2) Why does low efficiency increase required torque?
Losses convert some motor power into heat in gears, belts, or screws. The motor must supply extra torque so the load still receives the needed torque. A small drop in efficiency can produce a noticeable torque increase.
3) How should I choose a safety factor?
Use a factor that covers uncertainty in friction, payload variation, and modeling error. Many designs start near 1.3. Increase it for harsh environments, wear, or unknown duty cycles, and reduce it only with verified measurements.
4) What does inertia ratio mean for servo sizing?
It compares reflected load inertia to motor inertia. High ratios can reduce responsiveness, increase settling time, and stress the control loop. More reduction, a stiffer mechanism, or a larger motor inertia can improve stability.
5) When should I use belt versus lead screw calculations?
Use belt when linear motion is produced by a pulley radius. Use lead screw when translation is produced by screw lead. Screw efficiency matters a lot, especially for sliding screws, so include a realistic value for accurate torque estimates.
6) Does this include gravity for vertical axes?
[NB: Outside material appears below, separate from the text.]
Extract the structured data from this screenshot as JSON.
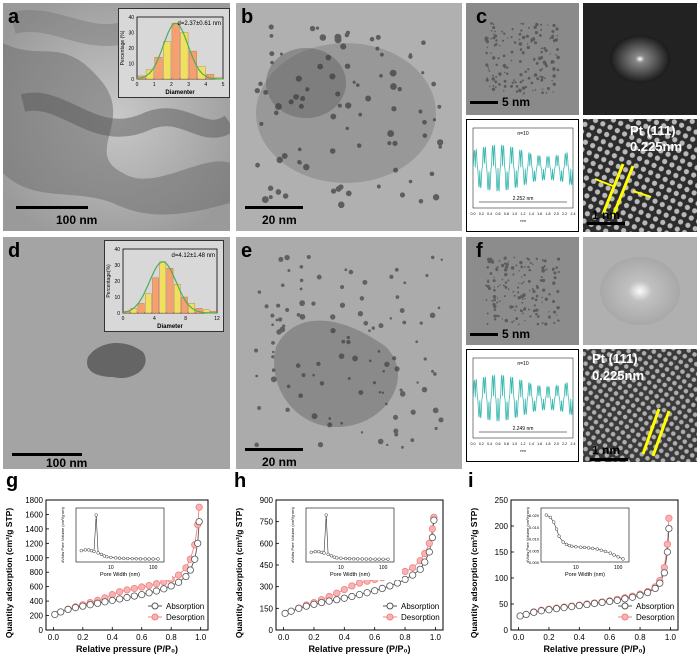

Yes. Set the incline angle to 90 degrees for upward motion against gravity. If your axis can be back-driven, consider holding torque during dwell. If you use a brake or counterbalance, adjust the model accordingly.
7) Why can the deceleration torque be negative?
During braking, the required inertia torque reverses direction. The motor may need to absorb energy, often through regeneration or a resistor. Peak value is taken by magnitude, because the amplifier must handle both motoring and braking demands.
8) What inputs most strongly affect the torque result?
Acceleration time, gear ratio, efficiency, and reflected inertia are usually dominant. For linear axes, mass and incline angle add large steady forces. For screws, efficiency and lead are critical. Use measured friction when possible for best accuracy.